Thoughts on Business and Technology

Bell Curve Fallacy

Consider the population of a typical town in U.S. The average height of an adult male is 70 inches with a standard deviation 6 inches and average height of an adult female is 65 inches with a standard deviation of 3.5 inches.

Average is the sum of height’s of all the male or female population in the town divided by the number of male or female residents in the town. Standard Deviation is a measure of dispersion, i.e. a measure of distribution of sample heights away from the mean.

normal-distrubution-3sds   According to the theory of normal distribution, popular for it’s bell shaped curve,

68% of the population will be 1 standard deviation away from the mean (i.e. 68% of the male population in the town will have a height in the range of 69 to 71 inches ) .

95% of the population will be 2 standard deviation away from the population mean (i.e. 95% of the male population in the town will be in the range of 68 to 72 inches ).

Finally 99.7% of the population will be three standard deviation away from the population mean (i.e. 99.7% of the male population in the town will be in the range of 67 to 73 inches )


Normal distribution is useful in modeling the physical world. for example,

1. The height distribution in a given population.

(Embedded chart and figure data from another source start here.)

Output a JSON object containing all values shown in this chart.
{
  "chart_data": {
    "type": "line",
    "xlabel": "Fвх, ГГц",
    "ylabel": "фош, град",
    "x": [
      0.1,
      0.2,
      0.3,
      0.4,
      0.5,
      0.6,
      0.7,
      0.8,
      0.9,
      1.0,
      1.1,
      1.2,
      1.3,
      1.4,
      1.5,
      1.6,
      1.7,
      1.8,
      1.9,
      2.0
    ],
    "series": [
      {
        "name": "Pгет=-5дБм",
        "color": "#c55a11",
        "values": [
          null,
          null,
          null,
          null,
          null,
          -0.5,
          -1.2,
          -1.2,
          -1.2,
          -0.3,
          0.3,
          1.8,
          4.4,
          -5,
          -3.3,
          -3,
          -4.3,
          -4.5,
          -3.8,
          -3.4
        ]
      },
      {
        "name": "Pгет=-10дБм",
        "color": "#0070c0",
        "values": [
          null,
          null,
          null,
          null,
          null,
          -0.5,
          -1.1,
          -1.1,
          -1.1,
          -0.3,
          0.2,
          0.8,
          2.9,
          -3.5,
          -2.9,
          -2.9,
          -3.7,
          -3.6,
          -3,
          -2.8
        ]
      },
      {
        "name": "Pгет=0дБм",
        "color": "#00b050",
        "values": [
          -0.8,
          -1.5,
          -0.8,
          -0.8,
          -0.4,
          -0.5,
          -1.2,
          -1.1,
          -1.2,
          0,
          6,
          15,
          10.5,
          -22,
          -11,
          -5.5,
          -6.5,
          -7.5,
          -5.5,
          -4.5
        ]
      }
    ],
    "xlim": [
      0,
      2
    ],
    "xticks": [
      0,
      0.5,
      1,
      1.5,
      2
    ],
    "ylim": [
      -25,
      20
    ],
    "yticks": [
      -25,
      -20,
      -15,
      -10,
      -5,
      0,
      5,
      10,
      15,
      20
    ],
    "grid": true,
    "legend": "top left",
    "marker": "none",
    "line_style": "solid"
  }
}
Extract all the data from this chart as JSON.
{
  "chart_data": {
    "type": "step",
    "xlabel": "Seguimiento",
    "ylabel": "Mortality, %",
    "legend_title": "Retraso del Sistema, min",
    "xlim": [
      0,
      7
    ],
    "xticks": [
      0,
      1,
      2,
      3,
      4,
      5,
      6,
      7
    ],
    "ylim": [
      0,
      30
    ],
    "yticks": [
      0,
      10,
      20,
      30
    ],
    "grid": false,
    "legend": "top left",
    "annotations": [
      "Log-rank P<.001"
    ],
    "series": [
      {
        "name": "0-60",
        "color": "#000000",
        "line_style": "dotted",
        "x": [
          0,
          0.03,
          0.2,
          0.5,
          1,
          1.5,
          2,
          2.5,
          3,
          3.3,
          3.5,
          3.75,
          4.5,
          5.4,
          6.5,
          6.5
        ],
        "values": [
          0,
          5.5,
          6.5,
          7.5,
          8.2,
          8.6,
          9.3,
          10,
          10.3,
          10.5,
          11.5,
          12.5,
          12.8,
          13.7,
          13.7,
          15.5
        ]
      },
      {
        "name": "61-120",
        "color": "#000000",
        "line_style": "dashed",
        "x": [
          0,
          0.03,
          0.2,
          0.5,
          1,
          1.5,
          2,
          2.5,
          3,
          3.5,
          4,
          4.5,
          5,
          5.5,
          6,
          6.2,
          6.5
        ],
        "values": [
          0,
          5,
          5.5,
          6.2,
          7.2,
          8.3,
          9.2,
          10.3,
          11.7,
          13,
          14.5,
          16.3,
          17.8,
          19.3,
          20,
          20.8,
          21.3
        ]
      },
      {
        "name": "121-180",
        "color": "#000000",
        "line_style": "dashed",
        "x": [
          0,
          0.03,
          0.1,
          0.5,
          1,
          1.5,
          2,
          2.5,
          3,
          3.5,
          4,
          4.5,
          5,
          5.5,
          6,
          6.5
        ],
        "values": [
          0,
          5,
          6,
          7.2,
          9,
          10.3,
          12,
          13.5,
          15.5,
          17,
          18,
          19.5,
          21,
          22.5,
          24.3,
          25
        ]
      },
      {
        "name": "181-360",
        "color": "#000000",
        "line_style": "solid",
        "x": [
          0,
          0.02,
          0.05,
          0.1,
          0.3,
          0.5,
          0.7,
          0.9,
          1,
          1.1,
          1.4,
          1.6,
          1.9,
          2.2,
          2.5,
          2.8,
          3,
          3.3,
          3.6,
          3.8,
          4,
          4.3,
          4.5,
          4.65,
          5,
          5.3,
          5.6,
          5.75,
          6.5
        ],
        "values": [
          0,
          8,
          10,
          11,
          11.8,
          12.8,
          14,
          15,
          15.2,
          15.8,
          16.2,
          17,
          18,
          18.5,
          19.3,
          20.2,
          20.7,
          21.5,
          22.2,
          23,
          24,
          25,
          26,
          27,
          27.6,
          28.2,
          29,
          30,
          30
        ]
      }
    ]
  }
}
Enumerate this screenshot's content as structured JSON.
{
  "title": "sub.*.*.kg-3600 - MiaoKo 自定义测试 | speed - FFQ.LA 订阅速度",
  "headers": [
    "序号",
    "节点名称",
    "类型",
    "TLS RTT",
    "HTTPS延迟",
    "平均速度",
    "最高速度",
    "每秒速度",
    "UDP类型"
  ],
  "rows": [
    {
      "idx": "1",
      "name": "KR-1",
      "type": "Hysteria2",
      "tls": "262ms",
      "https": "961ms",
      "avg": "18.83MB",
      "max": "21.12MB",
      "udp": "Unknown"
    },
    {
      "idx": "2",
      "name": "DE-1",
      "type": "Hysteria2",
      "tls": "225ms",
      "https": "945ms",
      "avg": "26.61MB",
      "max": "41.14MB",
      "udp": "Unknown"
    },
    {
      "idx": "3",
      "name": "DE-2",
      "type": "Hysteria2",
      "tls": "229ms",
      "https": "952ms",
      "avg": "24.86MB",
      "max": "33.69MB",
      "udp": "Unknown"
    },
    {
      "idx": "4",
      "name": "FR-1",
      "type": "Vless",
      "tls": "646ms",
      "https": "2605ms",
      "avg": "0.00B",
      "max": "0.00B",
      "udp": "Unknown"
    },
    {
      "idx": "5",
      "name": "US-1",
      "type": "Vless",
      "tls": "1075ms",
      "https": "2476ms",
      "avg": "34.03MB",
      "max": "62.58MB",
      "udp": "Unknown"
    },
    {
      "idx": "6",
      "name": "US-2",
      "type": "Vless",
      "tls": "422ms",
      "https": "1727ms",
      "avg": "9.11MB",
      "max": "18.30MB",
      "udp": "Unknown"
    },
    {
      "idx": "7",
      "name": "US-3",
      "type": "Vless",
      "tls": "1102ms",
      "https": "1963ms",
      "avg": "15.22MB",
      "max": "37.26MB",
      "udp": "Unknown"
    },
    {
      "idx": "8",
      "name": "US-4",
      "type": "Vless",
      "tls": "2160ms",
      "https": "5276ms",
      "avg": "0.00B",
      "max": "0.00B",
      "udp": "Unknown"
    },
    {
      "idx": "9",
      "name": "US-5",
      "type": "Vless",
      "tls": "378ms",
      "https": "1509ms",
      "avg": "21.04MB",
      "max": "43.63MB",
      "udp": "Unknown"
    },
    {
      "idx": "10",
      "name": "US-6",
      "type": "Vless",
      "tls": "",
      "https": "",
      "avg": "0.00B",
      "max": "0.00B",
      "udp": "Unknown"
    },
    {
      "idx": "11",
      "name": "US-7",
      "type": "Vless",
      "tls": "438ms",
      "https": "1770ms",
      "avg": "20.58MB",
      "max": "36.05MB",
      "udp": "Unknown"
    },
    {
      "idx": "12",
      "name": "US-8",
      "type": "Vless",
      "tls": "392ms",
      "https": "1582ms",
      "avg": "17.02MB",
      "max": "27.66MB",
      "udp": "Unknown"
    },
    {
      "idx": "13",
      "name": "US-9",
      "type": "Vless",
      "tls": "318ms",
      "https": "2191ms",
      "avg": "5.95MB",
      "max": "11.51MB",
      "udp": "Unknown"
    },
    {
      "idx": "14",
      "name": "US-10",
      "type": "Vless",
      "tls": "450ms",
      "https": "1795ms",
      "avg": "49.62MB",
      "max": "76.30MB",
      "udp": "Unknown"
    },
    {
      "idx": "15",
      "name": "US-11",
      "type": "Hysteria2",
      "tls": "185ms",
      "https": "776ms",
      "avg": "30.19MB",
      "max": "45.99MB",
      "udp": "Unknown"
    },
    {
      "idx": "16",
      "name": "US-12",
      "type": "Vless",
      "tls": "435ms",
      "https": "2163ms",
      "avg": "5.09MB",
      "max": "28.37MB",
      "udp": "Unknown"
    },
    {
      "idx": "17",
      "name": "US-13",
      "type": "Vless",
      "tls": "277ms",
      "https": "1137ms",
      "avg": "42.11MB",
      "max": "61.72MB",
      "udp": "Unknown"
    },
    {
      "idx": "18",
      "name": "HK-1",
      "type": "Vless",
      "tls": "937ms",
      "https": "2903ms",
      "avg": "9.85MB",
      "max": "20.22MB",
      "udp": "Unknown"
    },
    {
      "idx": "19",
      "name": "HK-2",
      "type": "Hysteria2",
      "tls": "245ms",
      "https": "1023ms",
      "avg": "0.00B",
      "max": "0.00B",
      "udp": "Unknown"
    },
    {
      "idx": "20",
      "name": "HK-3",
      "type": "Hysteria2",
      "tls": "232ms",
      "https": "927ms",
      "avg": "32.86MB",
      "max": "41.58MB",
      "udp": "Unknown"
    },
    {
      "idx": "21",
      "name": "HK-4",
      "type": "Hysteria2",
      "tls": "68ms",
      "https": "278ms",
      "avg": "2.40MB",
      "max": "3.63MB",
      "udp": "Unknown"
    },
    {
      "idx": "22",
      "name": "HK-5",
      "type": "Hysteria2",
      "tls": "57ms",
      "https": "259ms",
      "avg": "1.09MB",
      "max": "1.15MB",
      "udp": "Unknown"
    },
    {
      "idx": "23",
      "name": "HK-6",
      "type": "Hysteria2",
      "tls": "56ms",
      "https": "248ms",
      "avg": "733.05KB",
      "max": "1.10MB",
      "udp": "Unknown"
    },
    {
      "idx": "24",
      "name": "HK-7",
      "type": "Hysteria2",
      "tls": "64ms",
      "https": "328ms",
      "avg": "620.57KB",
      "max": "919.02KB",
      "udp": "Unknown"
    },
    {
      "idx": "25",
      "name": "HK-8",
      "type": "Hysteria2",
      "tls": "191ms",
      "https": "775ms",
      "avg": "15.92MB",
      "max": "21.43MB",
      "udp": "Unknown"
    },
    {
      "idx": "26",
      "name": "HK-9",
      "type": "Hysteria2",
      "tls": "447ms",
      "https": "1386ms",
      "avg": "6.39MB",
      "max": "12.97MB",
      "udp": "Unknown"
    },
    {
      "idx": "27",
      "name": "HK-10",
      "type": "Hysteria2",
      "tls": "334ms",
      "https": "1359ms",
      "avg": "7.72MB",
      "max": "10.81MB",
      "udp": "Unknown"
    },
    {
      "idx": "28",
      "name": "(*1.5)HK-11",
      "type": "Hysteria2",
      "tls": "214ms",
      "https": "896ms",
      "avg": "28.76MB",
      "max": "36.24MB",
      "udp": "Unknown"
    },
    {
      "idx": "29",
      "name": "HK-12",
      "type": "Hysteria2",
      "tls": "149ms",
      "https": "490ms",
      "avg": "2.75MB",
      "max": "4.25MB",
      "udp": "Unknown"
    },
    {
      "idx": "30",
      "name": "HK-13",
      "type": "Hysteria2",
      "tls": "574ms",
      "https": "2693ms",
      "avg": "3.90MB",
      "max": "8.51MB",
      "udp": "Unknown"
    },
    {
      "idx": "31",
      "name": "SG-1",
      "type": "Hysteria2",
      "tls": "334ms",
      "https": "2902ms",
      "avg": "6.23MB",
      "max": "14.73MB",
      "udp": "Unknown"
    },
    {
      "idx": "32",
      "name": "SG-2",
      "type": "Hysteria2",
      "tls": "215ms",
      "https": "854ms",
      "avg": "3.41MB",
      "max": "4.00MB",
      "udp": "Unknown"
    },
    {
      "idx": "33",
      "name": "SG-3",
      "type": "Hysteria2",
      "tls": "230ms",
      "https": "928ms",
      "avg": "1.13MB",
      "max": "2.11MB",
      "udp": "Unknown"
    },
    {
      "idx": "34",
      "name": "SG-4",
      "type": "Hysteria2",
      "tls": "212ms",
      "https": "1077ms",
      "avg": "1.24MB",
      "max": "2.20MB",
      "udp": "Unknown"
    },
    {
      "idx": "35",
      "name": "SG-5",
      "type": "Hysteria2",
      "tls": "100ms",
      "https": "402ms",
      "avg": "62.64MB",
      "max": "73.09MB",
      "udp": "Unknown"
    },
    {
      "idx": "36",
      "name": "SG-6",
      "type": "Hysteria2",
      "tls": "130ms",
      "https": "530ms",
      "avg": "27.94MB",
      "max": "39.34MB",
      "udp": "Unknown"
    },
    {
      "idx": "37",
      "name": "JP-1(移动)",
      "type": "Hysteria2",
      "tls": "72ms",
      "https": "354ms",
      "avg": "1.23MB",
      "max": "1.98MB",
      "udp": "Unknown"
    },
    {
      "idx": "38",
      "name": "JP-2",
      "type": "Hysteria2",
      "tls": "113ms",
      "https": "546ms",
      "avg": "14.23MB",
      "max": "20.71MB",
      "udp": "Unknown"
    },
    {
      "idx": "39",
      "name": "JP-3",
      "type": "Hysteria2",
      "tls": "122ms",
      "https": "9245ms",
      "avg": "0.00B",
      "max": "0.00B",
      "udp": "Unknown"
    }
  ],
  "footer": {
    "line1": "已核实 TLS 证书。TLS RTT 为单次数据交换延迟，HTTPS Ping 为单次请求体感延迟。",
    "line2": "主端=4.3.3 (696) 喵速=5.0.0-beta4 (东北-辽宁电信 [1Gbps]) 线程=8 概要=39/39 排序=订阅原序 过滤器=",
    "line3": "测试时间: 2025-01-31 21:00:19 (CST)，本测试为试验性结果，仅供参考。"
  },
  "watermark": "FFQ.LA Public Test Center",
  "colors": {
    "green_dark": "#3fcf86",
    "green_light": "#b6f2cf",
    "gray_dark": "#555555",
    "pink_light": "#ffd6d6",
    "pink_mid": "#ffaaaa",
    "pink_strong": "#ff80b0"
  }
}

2. The weight distribution of all living mammals

3. The Average of life expectancy of a population

4.  The fuel efficiency ( i.e. miles per gallon ) of compact cars

Most of the physical world follow normal distribution. Hence the bell curve has gained popularity as a reliable tool to predict and model the behavior or characteristics of a sample set or a given population. Using Bell Curve (i.e. Normal Distribution ) we can provide answers to problems similar to the one below.

An average light bulb manufactured by the Acme Corporation lasts 300 days with a standard deviation of 50 days. Assuming that bulb life is normally distributed, what is the probability that an Acme light bulb will burn-out within 365 days?

Answer : Using Normal Distribution we can predict that there is 90% chance of the bulb burning out within 365 days. Your can find the complete solution here.

Now let’s consider the frequency of occurrence of outsized events in the stock markets. In a world described by the bell curve (also called “mild randomness”), most values are clustered around the middle. 95.4% are within 2 sigmas from the mean. The average value is also the most common value. Outliers contribute very little statistically

Screen Shot 2014-04-24 at 10.47.51 PM

In the last two decades the U.S stock market has experienced what would have been considered a 3 sigma or 4 sigma event based on Normal Distribution. According to the chart above, these 3 sigma or 4 sigma events have a probability of occurring once every 740 years and 31,575 years respectively. This proves that the tail of the bell curve can be significantly fat.

To conclude :

Bell curves are ideal to predict or model normal events, but there are events that are beyond the realm of normal distribution. These events  defy the laws of physics. They are captured by power law.

As Prof Sanjsy Bakshi suggests.

In a universe described by the bell curve, experiencing “mild randomness”, one single observation, such as a very tall person, may seem impressive by itself but will not  disproportionately impact the aggregate or the average.Such randomness that disappears under averaging is trivial and harmless because you can diversify it away.

In a universe dominated by power laws, where black swans proliferate, outliers are more common than bell curves can predict. In this exotic world winners tend to take all and the rest get nothing.

Many investors lost a lot of money in the 2008 stock market crash when they relied on normal distribution to model and predict stock markets which follow the power law.

So the big lesson is that you have to acknowledge the presence of black swans – both positive and negative, and organize your life accordingly. You cannot rely on models based on the wrong worldview of a bell curve universe.